Take away the dough out of your bowl and place it in a calmly oiled bowl, and do a number of stretch and folds.  Make certain the dough is as flat as potential in your bowl/container, and measure the dough in millimeters and take the temperature of the dough as nicely. Based mostly on the chart from http://www.thesourdoughjourney.com, decide what % rise you want and make a remark. When you’ve got a proofer, determine what temperature you need to set it at and what rise you’re aiming for. If the dough is totally developed, you don’t must do any stretch and folds, but when it’s not, do a number of units 15-20 minutes aside.  Alternatively, you possibly can in a single day the dough within the fridge in a single day and form the rolls the subsequent day.

As soon as bulk proofing is full, lower the dough into items roughly 125-150 grams every, relying on how giant you need your rolls.  Form into rolls and place on a baking sheet, and canopy with both a moist towel or plastic wrap sprayed with cooking spray, and refrigerate in a single day.  DO NOT EVER USE PARCHMENT PAPER for Pretzel Rolls.  When you do, the rolls will persist with the parchment after the lye tub and smash your rolls.  As an alternative, use Silpat baking mats sprayed with cooking spray.  

The following day, fill a big inventory pot with 2 liters of chilly water.  Measure out the Lye and slowly add it to the chilly water.  (DO NOT EVER ADD LYE TO HOT WATER).  Cowl the pot, heat the combination, and stir often till the lye is totally dissolved, after which shut off the warmth.

Preheat your oven to 450 levels and put together it for steam.  I’ve a heavy-duty baking pan on the underside rack of my oven with 1 baking stone above the pan and one on the highest shelf.  I pour 1 cup of boiling water into the pan proper after I place the dough within the oven. 

Dip the rolls for about 15 seconds within the lye tub the other way up.  Switch them to a cookie/baking sheet that has been sprayed with cooking spray and ideally lined with the Silpat mats per the above remark.  You need to use a stainless-steel cooking sheet, as aluminum might react with the lye and peel.  

When able to bake, rating every roll as desired and sprinkle with pretzel salt or topping of your alternative.  I used some new star-shaped cookie cutters I purchased at KAF.

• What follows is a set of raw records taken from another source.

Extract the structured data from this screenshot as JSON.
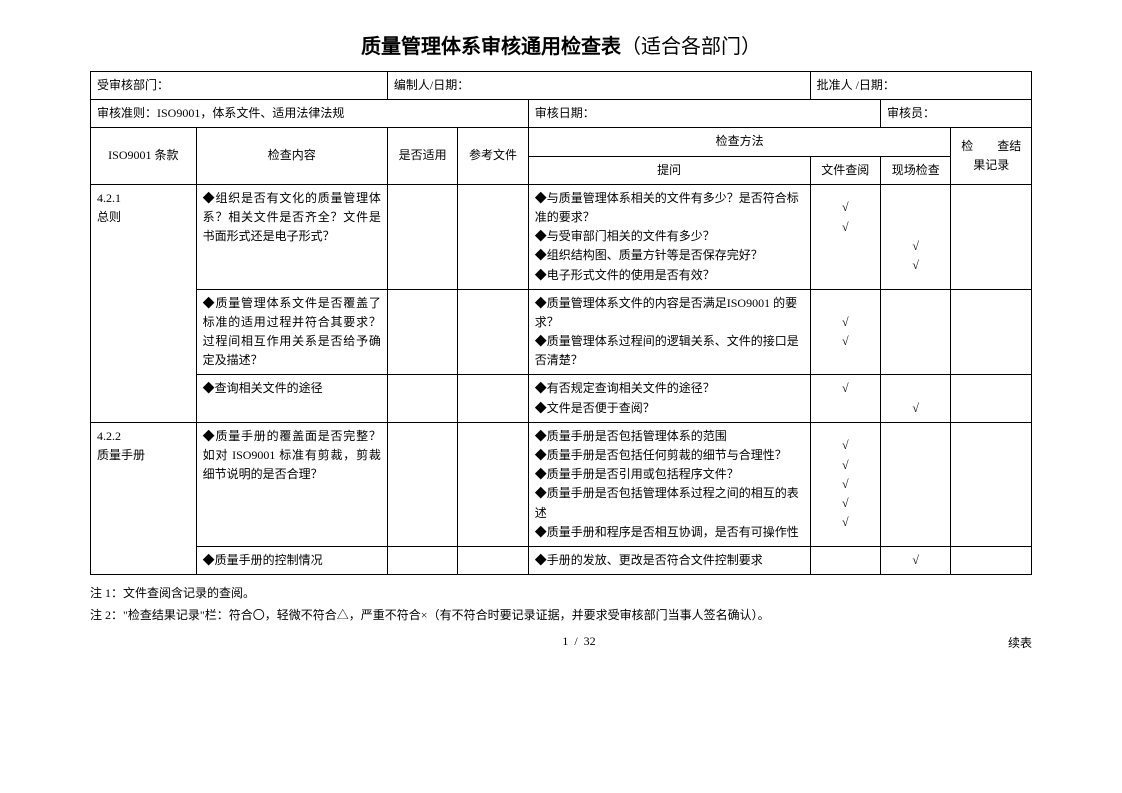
{
  "title_main": "质量管理体系审核通用检查表",
  "title_sub": "（适合各部门）",
  "header": {
    "dept": "受审核部门：",
    "compiler": "编制人/日期：",
    "approver": "批准人 /日期：",
    "criteria": "审核准则：ISO9001，体系文件、适用法律法规",
    "audit_date": "审核日期：",
    "auditor": "审核员："
  },
  "columns": {
    "clause": "ISO9001 条款",
    "content": "检查内容",
    "applicable": "是否适用",
    "ref": "参考文件",
    "method": "检查方法",
    "question": "提问",
    "doc_review": "文件查阅",
    "site_check": "现场检查",
    "result": "检　　查结果记录"
  },
  "rows": [
    {
      "clause": "4.2.1\n总则",
      "content": "◆组织是否有文化的质量管理体系？相关文件是否齐全？文件是书面形式还是电子形式？",
      "question": "◆与质量管理体系相关的文件有多少？是否符合标准的要求？\n◆与受审部门相关的文件有多少？\n◆组织结构图、质量方针等是否保存完好？\n◆电子形式文件的使用是否有效？",
      "doc_review": [
        "√",
        "√",
        "",
        ""
      ],
      "site_check": [
        "",
        "",
        "√",
        "√"
      ]
    },
    {
      "clause": "",
      "content": "◆质量管理体系文件是否覆盖了标准的适用过程并符合其要求？过程间相互作用关系是否给予确定及描述？",
      "question": "◆质量管理体系文件的内容是否满足ISO9001 的要求？\n◆质量管理体系过程间的逻辑关系、文件的接口是否清楚？",
      "doc_review": [
        "√",
        "√"
      ],
      "site_check": [
        "",
        ""
      ]
    },
    {
      "clause": "",
      "content": "◆查询相关文件的途径",
      "question": "◆有否规定查询相关文件的途径？\n◆文件是否便于查阅？",
      "doc_review": [
        "√",
        ""
      ],
      "site_check": [
        "",
        "√"
      ]
    },
    {
      "clause": "4.2.2\n质量手册",
      "content": "◆质量手册的覆盖面是否完整？如对 ISO9001 标准有剪裁，剪裁细节说明的是否合理？",
      "question": "◆质量手册是否包括管理体系的范围\n◆质量手册是否包括任何剪裁的细节与合理性？\n◆质量手册是否引用或包括程序文件？\n◆质量手册是否包括管理体系过程之间的相互的表述\n◆质量手册和程序是否相互协调，是否有可操作性",
      "doc_review": [
        "√",
        "√",
        "√",
        "√",
        "√"
      ],
      "site_check": [
        "",
        "",
        "",
        "",
        ""
      ]
    },
    {
      "clause": "",
      "content": "◆质量手册的控制情况",
      "question": "◆手册的发放、更改是否符合文件控制要求",
      "doc_review": [
        ""
      ],
      "site_check": [
        "√"
      ]
    }
  ],
  "notes": {
    "n1": "注 1：文件查阅含记录的查阅。",
    "n2": "注 2：\"检查结果记录\"栏：符合〇，轻微不符合△，严重不符合×（有不符合时要记录证据，并要求受审核部门当事人签名确认）。"
  },
  "continued": "续表",
  "page": "1",
  "page_sep": "/",
  "total": "32",
  "colors": {
    "border": "#000000",
    "bg": "#ffffff",
    "text": "#000000"
  }
}
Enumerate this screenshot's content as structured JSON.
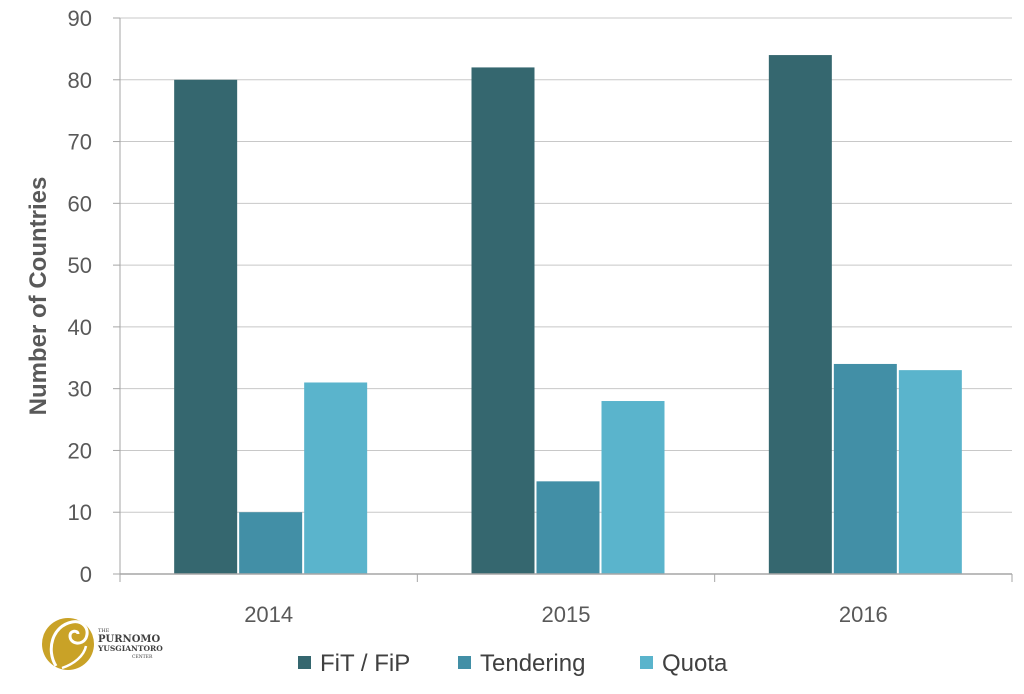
{
  "chart_data": {
    "type": "bar",
    "title": "",
    "xlabel": "",
    "ylabel": "Number of Countries",
    "ylim": [
      0,
      90
    ],
    "yticks": [
      0,
      10,
      20,
      30,
      40,
      50,
      60,
      70,
      80,
      90
    ],
    "categories": [
      "2014",
      "2015",
      "2016"
    ],
    "series": [
      {
        "name": "FiT / FiP",
        "color": "#35676F",
        "values": [
          80,
          82,
          84
        ]
      },
      {
        "name": "Tendering",
        "color": "#428FA6",
        "values": [
          10,
          15,
          34
        ]
      },
      {
        "name": "Quota",
        "color": "#5AB4CC",
        "values": [
          31,
          28,
          33
        ]
      }
    ],
    "grid": true,
    "legend_position": "bottom"
  },
  "logo": {
    "line1": "THE",
    "line2": "PURNOMO",
    "line3": "YUSGIANTORO",
    "line4": "CENTER",
    "color": "#C9A227"
  }
}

Bake for about 15-20 minutes till they’re golden brown and register about 200 F within the center.  Allow them to cool on a baker’s rack till you possibly can’t wait any longer!

Word: Do Not retailer those with salt in a plastic bag or lined; the salt will react with the moisture within the air, and you’ll find yourself with soggy tops.  I place them in a paper bag and depart it open so the air circulates.